The Food and Drug Administration (FDA) issued a draft guidance recommending a streamlined path to licensure for establishments that manufacture cord blood for certain medical conditions.
Placental/umbilical cord blood is a rich source of precursor cells capable of differentiating into mature blood cells. These precursor cells are known as haematopoietic stem/progenitor cells and can be used to replenish the bone marrow in patients with blood-based malignancies such as leukaemia.
The draft guidance describes FDA's regulatory approach to the regulation of cord blood haematopoietic stem/progenitor cells that are: minimally manipulated (processing does not alter the original characteristics of the cells); used to replenish the bone marrow in patients with blood-related malignancies; and used in recipients unrelated to the donor of the stem cells.

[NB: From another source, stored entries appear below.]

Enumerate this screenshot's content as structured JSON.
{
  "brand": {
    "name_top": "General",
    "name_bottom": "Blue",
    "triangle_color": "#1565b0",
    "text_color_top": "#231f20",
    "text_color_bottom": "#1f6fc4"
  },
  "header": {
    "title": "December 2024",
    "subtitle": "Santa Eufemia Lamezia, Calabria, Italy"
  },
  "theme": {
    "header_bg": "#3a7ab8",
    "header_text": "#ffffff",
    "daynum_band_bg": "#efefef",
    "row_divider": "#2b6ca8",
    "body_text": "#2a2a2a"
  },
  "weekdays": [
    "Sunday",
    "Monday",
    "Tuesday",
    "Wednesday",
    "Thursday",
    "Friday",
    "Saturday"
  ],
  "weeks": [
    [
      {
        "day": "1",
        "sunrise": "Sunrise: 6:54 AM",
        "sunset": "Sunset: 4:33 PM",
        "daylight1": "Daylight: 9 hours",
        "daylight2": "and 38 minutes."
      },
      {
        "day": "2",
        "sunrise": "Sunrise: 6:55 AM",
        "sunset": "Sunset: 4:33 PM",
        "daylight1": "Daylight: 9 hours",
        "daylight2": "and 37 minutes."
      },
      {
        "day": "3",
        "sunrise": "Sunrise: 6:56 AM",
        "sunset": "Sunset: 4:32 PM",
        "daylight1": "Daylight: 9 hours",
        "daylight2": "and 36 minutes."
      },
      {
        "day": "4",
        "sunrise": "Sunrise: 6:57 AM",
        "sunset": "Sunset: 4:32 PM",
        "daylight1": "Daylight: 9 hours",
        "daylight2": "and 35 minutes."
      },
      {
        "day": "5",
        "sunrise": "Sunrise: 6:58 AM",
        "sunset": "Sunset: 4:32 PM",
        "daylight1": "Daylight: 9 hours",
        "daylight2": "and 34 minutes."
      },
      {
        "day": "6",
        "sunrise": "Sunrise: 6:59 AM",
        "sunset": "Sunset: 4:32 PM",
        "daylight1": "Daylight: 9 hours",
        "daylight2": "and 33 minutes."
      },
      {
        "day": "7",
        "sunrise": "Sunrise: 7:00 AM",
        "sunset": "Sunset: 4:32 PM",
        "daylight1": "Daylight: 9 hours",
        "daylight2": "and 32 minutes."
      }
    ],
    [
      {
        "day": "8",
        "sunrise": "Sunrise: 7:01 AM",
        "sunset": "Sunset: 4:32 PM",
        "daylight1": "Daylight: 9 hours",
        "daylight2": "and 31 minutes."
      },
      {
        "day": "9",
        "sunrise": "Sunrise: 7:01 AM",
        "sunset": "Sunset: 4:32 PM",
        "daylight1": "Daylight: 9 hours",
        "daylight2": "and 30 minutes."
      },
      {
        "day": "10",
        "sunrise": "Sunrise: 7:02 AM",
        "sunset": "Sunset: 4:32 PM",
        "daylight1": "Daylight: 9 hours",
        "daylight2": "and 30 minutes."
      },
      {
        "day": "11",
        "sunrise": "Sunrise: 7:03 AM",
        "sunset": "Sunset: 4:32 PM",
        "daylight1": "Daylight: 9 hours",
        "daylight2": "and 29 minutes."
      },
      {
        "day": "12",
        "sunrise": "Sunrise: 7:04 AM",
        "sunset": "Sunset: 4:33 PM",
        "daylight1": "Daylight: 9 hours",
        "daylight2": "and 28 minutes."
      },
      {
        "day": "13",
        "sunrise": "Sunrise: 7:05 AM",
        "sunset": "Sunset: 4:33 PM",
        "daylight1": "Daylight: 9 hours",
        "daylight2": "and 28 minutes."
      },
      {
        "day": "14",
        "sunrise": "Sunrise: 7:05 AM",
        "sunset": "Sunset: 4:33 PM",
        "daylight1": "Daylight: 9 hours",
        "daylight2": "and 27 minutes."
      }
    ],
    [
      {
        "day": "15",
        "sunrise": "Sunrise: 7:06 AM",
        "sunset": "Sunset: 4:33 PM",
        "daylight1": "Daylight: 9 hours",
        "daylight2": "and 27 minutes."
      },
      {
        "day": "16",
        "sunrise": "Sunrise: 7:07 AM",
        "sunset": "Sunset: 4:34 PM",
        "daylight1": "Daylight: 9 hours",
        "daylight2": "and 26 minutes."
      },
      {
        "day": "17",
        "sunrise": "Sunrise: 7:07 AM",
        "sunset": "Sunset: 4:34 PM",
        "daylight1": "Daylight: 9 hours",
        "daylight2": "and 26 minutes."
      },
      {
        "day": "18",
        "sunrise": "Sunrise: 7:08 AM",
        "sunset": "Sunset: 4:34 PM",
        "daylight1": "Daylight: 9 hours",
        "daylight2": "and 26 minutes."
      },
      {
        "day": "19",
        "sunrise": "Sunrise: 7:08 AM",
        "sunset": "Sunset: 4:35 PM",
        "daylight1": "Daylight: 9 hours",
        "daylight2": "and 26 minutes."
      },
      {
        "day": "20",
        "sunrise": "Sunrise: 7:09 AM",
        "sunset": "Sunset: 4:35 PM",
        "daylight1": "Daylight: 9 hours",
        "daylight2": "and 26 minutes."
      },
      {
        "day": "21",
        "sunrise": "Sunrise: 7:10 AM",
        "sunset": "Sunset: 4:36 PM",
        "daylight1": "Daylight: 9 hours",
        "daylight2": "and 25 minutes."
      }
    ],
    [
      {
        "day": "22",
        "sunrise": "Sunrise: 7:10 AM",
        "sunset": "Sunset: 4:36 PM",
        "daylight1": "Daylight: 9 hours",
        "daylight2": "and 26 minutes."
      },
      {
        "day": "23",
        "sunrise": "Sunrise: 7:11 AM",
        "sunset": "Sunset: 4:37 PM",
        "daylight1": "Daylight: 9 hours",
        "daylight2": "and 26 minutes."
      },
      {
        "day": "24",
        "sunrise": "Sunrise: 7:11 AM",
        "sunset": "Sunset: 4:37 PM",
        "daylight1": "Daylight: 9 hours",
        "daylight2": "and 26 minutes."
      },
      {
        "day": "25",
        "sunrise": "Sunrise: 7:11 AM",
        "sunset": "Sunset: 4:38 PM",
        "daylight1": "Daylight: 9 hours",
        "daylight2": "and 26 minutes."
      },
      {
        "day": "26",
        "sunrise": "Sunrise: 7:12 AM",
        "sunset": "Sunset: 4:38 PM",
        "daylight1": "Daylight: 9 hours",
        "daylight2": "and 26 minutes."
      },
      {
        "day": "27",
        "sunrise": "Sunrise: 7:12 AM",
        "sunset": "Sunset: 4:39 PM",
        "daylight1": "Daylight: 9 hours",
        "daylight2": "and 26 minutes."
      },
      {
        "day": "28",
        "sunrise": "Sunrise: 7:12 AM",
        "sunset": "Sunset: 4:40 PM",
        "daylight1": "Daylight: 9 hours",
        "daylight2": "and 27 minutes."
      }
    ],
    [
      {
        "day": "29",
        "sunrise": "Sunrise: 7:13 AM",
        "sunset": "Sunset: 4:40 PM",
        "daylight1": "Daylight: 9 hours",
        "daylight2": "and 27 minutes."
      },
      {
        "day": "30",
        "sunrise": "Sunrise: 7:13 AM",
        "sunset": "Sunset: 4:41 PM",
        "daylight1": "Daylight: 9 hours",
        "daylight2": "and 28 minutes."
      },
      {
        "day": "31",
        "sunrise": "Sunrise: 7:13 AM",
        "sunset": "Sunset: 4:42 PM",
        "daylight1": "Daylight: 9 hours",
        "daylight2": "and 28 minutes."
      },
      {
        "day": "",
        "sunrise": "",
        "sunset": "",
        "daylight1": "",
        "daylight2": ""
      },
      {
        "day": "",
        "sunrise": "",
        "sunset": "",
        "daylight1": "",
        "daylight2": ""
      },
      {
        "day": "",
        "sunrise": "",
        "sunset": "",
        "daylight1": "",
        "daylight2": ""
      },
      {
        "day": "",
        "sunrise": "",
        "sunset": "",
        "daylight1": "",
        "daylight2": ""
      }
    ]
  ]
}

"Cord blood haematopoietic stem/progenitor cells offer the potential for tremendous therapeutic benefit," said Jesse Goodman, MD, MPH, director of FDA's Center for Biologics Evaluation and Research (CBER). "In this draft guidance, FDA provides recommendations on a streamlined path to licensure for these promising products that also ensures their safety and effectiveness."
FDA first proposed a new regulatory framework for human cells, tissues and cellular and tissue-based products (HCT/P), including cord blood, in 1997. This tiered approach, fully implemented in May of 2005, requires that establishments register with FDA and list their products, ensure quality control by adhering to the agency's current good tissue practices and follow the agency's rules on donor eligibility. Under this framework, cord blood haematopoietic stem/progenitor cells from unrelated donors are regulated as both HCT/P and as biologic drugs subject to licensure.
In 1998, when cord blood transplants were still relatively uncommon, FDA sought input from scientists and industry to develop product standards, establishment controls, and processing controls that would clear the way for biologics license applications ensuring the safety and effectiveness of placental/umbilical cord blood from unrelated donors that is used to replenish a patient's bone marrow. To provide a scientific basis for the proposed standards, FDA requested the submission of clinical and non-clinical laboratory data to a public site created for this purpose.
In 2003, the agency convened its Biological Response Modifiers Advisory Committee to discuss the current clinical data, safety and effectiveness issues surrounding placental/umbilical cord blood transplantation, and possible quality measures. At that time, cord blood was being used in increasing numbers, and members of the interested public voiced their opinion that licensure of cord blood products would increase confidence in the safety and effectiveness of these products.
FDA has since determined that cord blood haematopoietic stem/progenitor cells are safe and effective for certain indications based on the data submitted to the public docket and the large body of published literature.
Therefore, the new draft guidance offers cord blood banks a less burdensome path to licensure. Rather than having to submit their own clinical data, they may cite existing data in the docket.
The draft guidance also provides manufacturers with recommendations on the content and format of information to be submitted with an application, discusses the manufacture of cord blood haematopoietic stem/progenitor cells and elaborates on how to comply with applicable regulatory requirements.
FDA is accepting public comment for 90 days from the date of publication in the Federal Register. Electronic comments may be sent to www.fda.gov/dockets/ecomments.